Determining the true value of a website: A GSA case study

It’s more complicated than you might think
Apr 16, 2024

Cleaning up: A hypothetical scenario

Consider this scenario: you’ve been told to clean up a giant room full of Things Your Agency Has Made in the Past and Now Maintains for Public Use. This means disposing of the Things that no longer add value, and sprucing up the Things that are still useful. How do you determine which Things belong in which category, especially when all the Things in that giant room have been used by the public, and available for all to see?

When the “things” we’re talking about are websites, this determination is often much more complicated than it might appear on the surface. This scenario is one facing web teams across the government, including at the U.S. General Services Administration (GSA), every single day. If you’re in this situation, consider all the ways you might begin to tackle this cleanup job.

Evaluating by visits

You decide to start by determining how many people visit each website each month. Delighted, you pull those numbers together and produce a chart that looks something like this:

The chart states that the 10 least-visited GSA websites had only about 66 visits in the past 30 days, whereas the top 10 websites averaged over 629,000 visits, and the agency average websites averaged over 244,000 monthly visits. So there you have it: clearly, it appears the websites with only 66 visits are the least useful and should be decommissioned. (Note that the low-traffic websites all show 66 visits because of the analytics tool’s statistical sampling methodology.)

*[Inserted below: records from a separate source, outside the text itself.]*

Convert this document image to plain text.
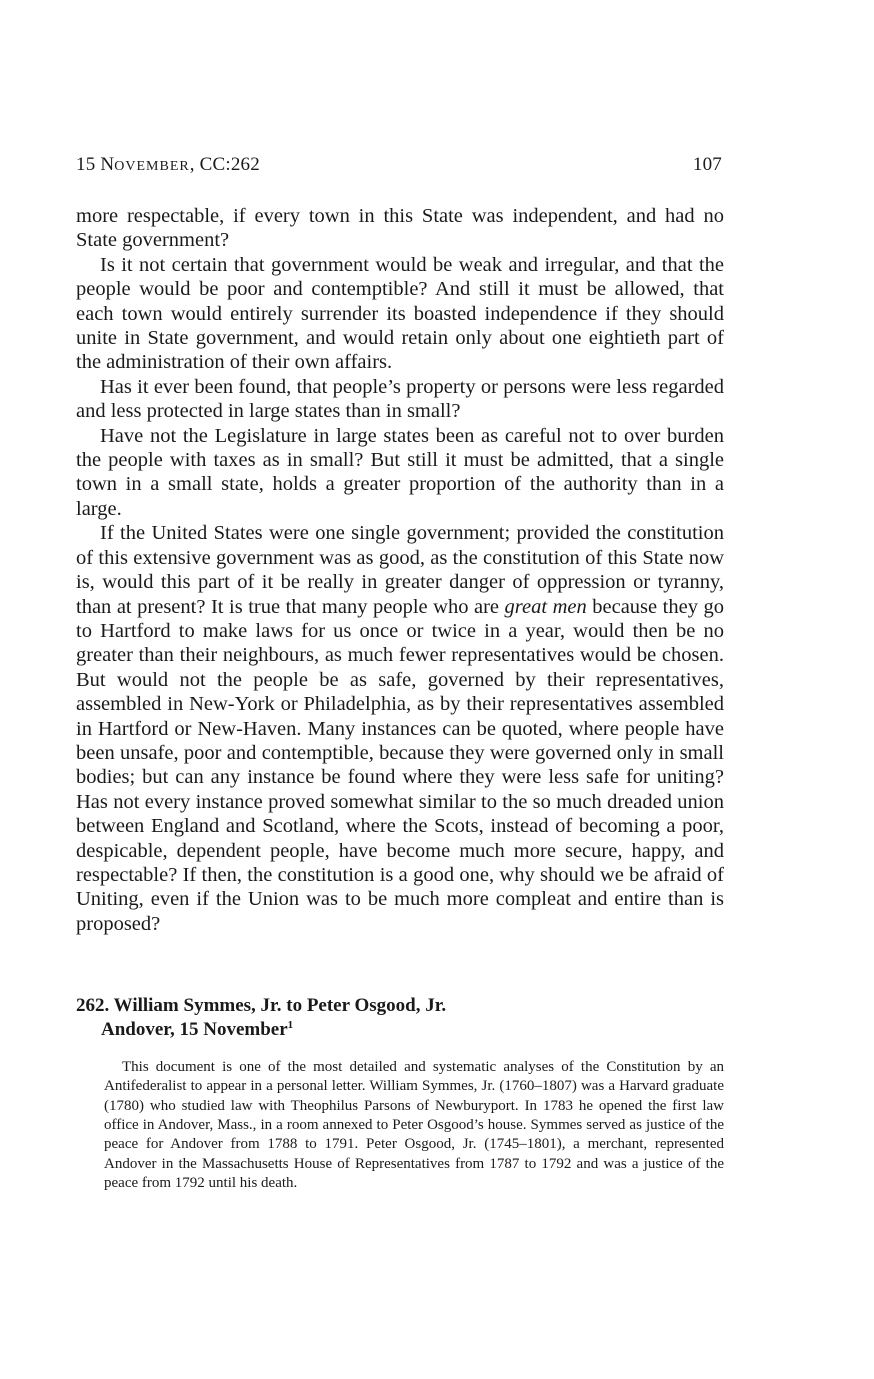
15 NOVEMBER, CC:262	107

more respectable, if every town in this State was independent, and had no State government?

Is it not certain that government would be weak and irregular, and that the people would be poor and contemptible? And still it must be allowed, that each town would entirely surrender its boasted independence if they should unite in State government, and would retain only about one eightieth part of the administration of their own affairs.

Has it ever been found, that people’s property or persons were less regarded and less protected in large states than in small?

Have not the Legislature in large states been as careful not to over burden the people with taxes as in small? But still it must be admitted, that a single town in a small state, holds a greater proportion of the authority than in a large.

If the United States were one single government; provided the constitution of this extensive government was as good, as the constitution of this State now is, would this part of it be really in greater danger of oppression or tyranny, than at present? It is true that many people who are great men because they go to Hartford to make laws for us once or twice in a year, would then be no greater than their neighbours, as much fewer representatives would be chosen. But would not the people be as safe, governed by their representatives, assembled in New-York or Philadelphia, as by their representatives assembled in Hartford or New-Haven. Many instances can be quoted, where people have been unsafe, poor and contemptible, because they were governed only in small bodies; but can any instance be found where they were less safe for uniting? Has not every instance proved somewhat similar to the so much dreaded union between England and Scotland, where the Scots, instead of becoming a poor, despicable, dependent people, have become much more secure, happy, and respectable? If then, the constitution is a good one, why should we be afraid of Uniting, even if the Union was to be much more compleat and entire than is proposed?

262. William Symmes, Jr. to Peter Osgood, Jr.
Andover, 15 November$^1$

This document is one of the most detailed and systematic analyses of the Constitution by an Antifederalist to appear in a personal letter. William Symmes, Jr. (1760–1807) was a Harvard graduate (1780) who studied law with Theophilus Parsons of Newburyport. In 1783 he opened the first law office in Andover, Mass., in a room annexed to Peter Osgood’s house. Symmes served as justice of the peace for Andover from 1788 to 1791. Peter Osgood, Jr. (1745–1801), a merchant, represented Andover in the Massachusetts House of Representatives from 1787 to 1792 and was a justice of the peace from 1792 until his death.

However, you stop to examine one of the low-traffic sites. In studying it, you realize that it was never designed to have many visitors. Instead, it was designed to support a very small audience that only appears at random, unpredictable intervals; say, when a natural disaster strikes. Clearly, you don’t want to get rid of that website, since it’s meeting a specific need of a small but well-defined and important audience.

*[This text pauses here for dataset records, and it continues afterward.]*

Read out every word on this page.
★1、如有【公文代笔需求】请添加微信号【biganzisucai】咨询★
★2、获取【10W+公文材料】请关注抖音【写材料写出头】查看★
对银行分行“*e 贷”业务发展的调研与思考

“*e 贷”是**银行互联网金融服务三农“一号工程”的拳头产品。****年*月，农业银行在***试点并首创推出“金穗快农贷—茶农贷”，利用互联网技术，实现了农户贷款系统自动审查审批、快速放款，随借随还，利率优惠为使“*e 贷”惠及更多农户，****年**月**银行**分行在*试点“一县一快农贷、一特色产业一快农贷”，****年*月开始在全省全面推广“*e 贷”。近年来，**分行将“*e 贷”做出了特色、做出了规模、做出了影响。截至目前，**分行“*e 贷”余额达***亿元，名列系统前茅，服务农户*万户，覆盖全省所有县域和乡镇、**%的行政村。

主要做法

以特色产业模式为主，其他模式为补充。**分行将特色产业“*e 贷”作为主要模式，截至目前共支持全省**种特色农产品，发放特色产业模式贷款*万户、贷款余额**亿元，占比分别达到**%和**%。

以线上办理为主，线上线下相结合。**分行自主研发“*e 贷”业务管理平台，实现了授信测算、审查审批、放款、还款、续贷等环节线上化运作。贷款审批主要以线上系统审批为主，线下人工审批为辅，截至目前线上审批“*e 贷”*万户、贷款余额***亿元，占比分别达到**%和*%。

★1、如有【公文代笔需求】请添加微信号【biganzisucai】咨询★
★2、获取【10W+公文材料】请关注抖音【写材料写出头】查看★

Through this consideration, you realize that using the number of visitors to determine the usefulness of a website incorrectly assumes:

  1. Each visit across all your websites is of the same value.
  2. Each audience, whether 66 people, or 629,000, have the same level of urgency and need for each website, even if one website is intended to serve a large, continuous audience, while another is designed to serve a small, irregular audience.

Since both of these assumptions are false, visitor numbers are not enough to determine the usefulness of a website. You need another evaluation tactic.

Evaluating by accessibility

After some consideration, you realize that all the websites have to be fully accessible to everyone, regardless of ability. You also have the tools and processes to help determine whether that standard has been reached. Excited, you start by assembling and running your automated accessibility tests.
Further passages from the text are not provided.